Temporal decline in mitochondrial function is widely considered to be a driver of cardiomyocyte aging, which in turn contributes to the prevalence of cardiovascular disease in the aging population. The accumulation of dysfunctional mitochondria appears to be a direct consequence of reduced autophagy and mitochondrial quality control in the aging heart. Parkin, an E3 ubiquitin ligase, plays a critical role in this process, marking dysfunctional mitochondria for degradation by autophagosomes; however, whether Parkin functions to prevent cardiac aging by maintaining a healthy population of mitochondria is still unclear. To examine the role of Parkin in the context of mtDNA damage and myocardial aging, we used a mouse model carrying a proofreading defective mitochondrial DNA polymerase gamma (POLG).

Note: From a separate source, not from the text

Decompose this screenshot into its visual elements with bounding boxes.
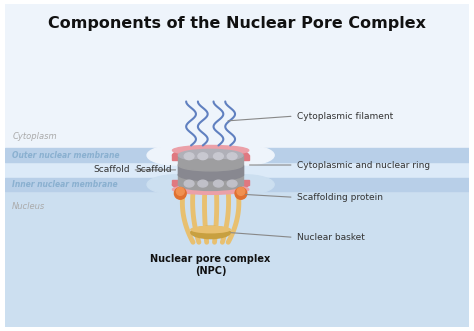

We observed a significant decrease in Parkin protein levels in the hearts of aged (6 months) POLG mice, in spite of elevated Parkin mRNA. Seahorse analysis revealed a decrease in cardiac mitochondrial respiration in 6-month POLG mice. While cardiac structure and function were similar in both genotypes, POLG mice displayed modest but significant cardiac hypertrophy at this age. Next, we generated mice with concomitant Parkin deletion or cardiac specific Parkin overexpression with the mutant POLG. However, loss of Parkin did not exacerbate the accelerated cardiac aging phenotype observed in the POLG mice, and enhancing cardiac Parkin protein levels did not rescue the mitochondrial dysfunction or the cardiac hypertrophy observed in POLG mice up to 12 months of age. Surprisingly, we found that Parkin levels were reduced in POLG hearts, even with cardiac specific overexpression of Parkin. Translation of Parkin was unperturbed in 12-month POLGxParkin TG hearts, suggesting instead that Parkin protein stability is compromised in aged POLG hearts, a hypothesis we are currently testing. We also found both diminished protein ubiquitination and reduced degradation of Mfn1, a known Parkin substrate, in POLGxParkin TG hearts compared to Parkin TG hearts. These results provide new insights into mitophagy and aging, and suggest that Parkin plays a minor role in baseline mitochondrial maintenance and that overexpression of Parkin fails to prevent the cardiac aging process.